Flournoy, as expected for a likely Cabinet nominee, declined to speak for this piece. But on a podcast with McChrystal, Flournoy recently reflected on the Afghanistan surge, the weight of life-or-death decision-making, and what she learned from the experience.
“Had I to do this again, I would have asked the question: Under what conditions has counterinsurgency succeeded and not succeeded?” Flournoy said. “How do we assess the Afghan situation relative to those historical cases? Because I think we went in believing we had a different kind of partner in the Afghan government than we actually did, and I think that was a sort of critical vulnerability in the approach, in hindsight. But I think, had you had a historian at the table, maybe we would have sort of talked that through or had that insight, and I’ll speak for myself, I didn’t have that insight until we were in the middle of it, learning the hard way.”
AEI’s Schake says it’s unfair to blame the failures of the Afghanistan war on Flournoy. “Responsibility for the mistakes of Afghanistan war policy rest predominantly outside DOD—with the White House across three administrations, and with agencies that didn’t make possible a ‘whole of government’ effort,” she said. “I think the right public standard for ‘reckoning’ is whether they were acting in good faith, which Michele Flournoy absolutely does.”
Musing on McChrystal’s podcast about leadership lessons from the Obama-era Afghanistan debate, Flournoy reflected, “People get very attached the more they put into something, the greater the sunk costs, the more they cling to a course of action.
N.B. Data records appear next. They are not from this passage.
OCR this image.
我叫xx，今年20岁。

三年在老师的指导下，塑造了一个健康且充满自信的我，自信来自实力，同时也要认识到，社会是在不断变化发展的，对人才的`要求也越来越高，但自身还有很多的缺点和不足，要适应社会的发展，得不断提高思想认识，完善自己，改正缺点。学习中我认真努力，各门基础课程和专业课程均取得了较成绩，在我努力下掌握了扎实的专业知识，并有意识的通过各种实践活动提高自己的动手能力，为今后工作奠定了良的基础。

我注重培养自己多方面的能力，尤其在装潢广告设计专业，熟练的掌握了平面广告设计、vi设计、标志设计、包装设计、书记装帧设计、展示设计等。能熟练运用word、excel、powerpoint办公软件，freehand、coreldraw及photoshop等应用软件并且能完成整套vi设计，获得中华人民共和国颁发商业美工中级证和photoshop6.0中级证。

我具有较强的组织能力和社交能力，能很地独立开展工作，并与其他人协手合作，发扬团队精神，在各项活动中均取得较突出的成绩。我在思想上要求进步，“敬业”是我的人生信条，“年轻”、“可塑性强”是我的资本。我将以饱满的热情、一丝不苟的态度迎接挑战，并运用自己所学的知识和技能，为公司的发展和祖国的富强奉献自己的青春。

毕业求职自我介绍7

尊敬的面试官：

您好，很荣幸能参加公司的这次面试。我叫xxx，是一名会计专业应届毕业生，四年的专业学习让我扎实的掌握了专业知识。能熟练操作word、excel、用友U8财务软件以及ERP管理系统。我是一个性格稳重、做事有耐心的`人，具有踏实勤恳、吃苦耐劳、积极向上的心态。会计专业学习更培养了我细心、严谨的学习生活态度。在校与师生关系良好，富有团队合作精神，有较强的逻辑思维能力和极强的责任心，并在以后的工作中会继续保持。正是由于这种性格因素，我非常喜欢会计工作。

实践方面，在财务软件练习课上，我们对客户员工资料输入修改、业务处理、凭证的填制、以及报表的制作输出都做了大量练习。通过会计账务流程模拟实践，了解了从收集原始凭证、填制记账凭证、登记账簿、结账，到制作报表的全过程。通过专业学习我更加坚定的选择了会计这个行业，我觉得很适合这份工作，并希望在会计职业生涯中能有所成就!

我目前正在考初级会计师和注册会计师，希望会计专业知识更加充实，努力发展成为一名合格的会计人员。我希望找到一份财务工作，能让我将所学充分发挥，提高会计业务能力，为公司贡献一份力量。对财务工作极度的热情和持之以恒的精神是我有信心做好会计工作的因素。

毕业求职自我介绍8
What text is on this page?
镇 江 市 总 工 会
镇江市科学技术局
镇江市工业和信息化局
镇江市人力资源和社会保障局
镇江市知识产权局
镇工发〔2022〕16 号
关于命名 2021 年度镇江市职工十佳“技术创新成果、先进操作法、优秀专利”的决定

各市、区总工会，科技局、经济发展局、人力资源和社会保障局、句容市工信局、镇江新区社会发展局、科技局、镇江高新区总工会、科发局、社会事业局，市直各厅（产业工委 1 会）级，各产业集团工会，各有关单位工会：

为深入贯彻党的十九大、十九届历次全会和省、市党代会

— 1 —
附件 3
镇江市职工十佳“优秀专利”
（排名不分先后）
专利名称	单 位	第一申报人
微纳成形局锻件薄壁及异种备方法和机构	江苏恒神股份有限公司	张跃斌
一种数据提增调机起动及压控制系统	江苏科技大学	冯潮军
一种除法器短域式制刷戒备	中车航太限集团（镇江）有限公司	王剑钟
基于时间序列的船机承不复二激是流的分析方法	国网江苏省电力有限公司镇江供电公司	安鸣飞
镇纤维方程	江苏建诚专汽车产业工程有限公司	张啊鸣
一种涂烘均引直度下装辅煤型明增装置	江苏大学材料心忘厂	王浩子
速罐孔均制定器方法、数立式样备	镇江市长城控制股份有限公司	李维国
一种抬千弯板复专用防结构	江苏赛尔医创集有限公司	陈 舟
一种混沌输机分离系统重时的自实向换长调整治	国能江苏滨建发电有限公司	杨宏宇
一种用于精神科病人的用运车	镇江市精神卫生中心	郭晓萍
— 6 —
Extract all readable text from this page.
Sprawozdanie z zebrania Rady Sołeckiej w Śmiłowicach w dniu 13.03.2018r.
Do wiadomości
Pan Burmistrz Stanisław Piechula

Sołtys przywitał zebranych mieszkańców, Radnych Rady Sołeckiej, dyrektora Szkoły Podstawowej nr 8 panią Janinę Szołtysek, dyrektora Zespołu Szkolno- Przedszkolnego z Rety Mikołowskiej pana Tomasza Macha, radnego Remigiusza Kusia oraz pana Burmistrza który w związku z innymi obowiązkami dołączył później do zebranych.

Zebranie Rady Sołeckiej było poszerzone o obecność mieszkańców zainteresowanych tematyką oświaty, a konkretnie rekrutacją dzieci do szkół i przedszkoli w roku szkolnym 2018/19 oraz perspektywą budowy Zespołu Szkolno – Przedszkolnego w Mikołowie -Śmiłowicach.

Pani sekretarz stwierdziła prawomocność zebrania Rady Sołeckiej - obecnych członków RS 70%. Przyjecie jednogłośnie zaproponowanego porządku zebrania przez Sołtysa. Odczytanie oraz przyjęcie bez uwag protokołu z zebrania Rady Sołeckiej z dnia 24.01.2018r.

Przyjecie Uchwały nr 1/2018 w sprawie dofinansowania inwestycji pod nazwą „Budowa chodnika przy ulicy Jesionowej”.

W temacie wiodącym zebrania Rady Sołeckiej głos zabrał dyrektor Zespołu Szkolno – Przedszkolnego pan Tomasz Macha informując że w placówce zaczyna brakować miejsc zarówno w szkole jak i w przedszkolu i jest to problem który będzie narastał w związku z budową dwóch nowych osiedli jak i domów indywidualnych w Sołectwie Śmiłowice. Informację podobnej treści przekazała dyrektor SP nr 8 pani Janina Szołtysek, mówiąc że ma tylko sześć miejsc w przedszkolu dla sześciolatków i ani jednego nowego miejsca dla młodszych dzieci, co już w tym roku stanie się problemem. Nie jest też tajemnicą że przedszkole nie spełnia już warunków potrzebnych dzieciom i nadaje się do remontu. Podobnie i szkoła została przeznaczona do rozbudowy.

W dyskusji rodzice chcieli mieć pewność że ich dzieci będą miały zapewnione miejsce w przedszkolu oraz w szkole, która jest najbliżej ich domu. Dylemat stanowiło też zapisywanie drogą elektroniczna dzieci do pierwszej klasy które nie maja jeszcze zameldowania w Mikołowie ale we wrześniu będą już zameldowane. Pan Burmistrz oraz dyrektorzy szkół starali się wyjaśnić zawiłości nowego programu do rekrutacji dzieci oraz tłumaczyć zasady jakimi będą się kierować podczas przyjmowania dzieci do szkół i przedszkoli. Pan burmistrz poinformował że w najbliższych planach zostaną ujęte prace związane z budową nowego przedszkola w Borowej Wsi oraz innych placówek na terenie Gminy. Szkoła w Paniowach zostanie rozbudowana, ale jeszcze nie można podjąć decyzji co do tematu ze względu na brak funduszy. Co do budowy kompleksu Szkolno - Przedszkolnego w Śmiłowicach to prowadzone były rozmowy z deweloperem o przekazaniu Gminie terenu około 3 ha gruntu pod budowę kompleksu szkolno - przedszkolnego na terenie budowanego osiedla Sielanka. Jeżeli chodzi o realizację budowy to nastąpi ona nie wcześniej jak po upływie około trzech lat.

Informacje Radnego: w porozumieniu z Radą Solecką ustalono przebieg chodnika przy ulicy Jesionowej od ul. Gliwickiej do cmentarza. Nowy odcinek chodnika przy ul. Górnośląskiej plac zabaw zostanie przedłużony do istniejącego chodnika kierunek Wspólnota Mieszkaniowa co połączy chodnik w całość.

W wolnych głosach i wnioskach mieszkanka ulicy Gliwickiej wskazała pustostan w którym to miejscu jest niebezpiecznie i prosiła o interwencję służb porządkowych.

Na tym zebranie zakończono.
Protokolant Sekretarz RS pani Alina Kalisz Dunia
One of the first things you learn in business school is do not make decisions based on sunk costs. But it’s really, really hard, particularly in a case where you’ve put real people’s lives on the line, there’s serious sacrifice that have been made, to take new information and change that strategy. But I think the best decision-makers do make those adjustments.”
How progressives react to a Flournoy Pentagon depends in no small part on whether she applies that insight to ending the Forever War.